There's no correspondence between Contrast and Standard Deviation thresholds.

### Refinement Variance Filter#

Refinement Variance Filter allows you to specify or disable the internal kernel filter. By default, the raytracer uses the same filter as the one selected in Anti Aliasing Filter.

Changing the filter directly impacts the speed and quality of the renders since the kernel filter defines how the variance estimation of the current pixel should take into account the variance of neighboring ones.

Indeed, the idea is that the samples of the current pixel may miss some of the features that may have been properly sampled in neighboring pixels. However, while the filter may overestimate the variance leading to oversampling, it also reduces the risk of undersampling pixels when the minimum number of AA samples is too low.

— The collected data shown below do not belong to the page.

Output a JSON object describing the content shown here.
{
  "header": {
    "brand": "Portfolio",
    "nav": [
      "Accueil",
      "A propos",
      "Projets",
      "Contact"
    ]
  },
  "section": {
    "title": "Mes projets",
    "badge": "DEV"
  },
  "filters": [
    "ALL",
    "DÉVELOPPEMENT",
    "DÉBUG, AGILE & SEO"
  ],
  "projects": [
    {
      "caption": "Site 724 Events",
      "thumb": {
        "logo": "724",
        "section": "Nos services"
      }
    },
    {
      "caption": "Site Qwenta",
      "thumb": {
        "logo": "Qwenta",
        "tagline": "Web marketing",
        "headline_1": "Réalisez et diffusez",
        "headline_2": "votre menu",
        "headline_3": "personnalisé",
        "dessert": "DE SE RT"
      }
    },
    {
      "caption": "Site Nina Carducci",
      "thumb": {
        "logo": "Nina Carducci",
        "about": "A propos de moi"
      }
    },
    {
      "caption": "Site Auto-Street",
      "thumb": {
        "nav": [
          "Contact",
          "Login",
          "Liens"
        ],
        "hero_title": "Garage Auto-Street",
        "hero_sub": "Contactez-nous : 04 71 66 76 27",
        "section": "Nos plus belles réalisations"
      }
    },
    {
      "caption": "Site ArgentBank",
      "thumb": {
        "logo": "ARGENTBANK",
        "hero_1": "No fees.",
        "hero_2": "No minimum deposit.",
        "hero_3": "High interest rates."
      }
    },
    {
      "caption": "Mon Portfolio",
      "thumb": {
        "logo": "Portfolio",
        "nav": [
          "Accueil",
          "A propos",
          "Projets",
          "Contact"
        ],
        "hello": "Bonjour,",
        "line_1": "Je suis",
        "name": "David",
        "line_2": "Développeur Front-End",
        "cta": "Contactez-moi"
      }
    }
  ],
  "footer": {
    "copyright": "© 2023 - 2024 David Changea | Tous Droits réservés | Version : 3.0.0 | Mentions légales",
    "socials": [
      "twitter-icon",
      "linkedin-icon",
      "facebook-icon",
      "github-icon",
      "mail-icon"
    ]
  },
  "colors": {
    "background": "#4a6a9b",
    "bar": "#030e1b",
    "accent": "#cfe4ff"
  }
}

AAA render with an Anti Aliasing Filter set to Gaussian 2.0 2.0

Refinement Variance Filter disabled. We can see dark spots

Resulting heat map

When set to Gaussian dark spots are gone but render is 20% slower

We can see that the whole image is oversampled and not only the dark spots

### Refinement Variance LUT#

Subpixel variance computation made by the raytracer takes into account the final color space of the rendered image. This feature greatly improves the efficiency of the adaptive anti aliasing.

Refinement Variance LUT set to sRGB (default) - rgba

Refinement Variance LUT set to sRGB (default) - diagnostics_camera_sample-count AOV

Refinement Variance LUT set to Linear - rgba

Refinement Variance LUT set to Linear - diagnostics_camera_sample-count AOV

Refinement Variance LUT set to sRGB (default) on top renders and set to Linear on the bottom ones. The image is noisier using the Linear one, as well as being 40% slower to render. Also note how many samples were wasted on the background.

We therefore highly recommend to set the Refinement Variance LUT to the LUT used for the final render. However, if the final LUT is not known it is still possible to set the Refinement Variance LUT to linear so that subpixel variance computations are performed in linear space.

### AAA and Shading Oversampling#

One of the issue of adaptive anti aliasing is that noise is resolved from the camera and paths starting from the camera are the most expensive ones. There are quite a few reasons why but this is beyond the scope of this guide.

In order to reduce the variance per iteration it can be useful to increase ever so slightly Shading Oversampling on scene configurations that have fine geometries (small leaves, hair...) or motion blur.

Indeed, increasing Shading Oversampling improves the quality of each iteration since they benefit from the extra samples allocation. This leads to iterations that have smaller variance which results to faster render times.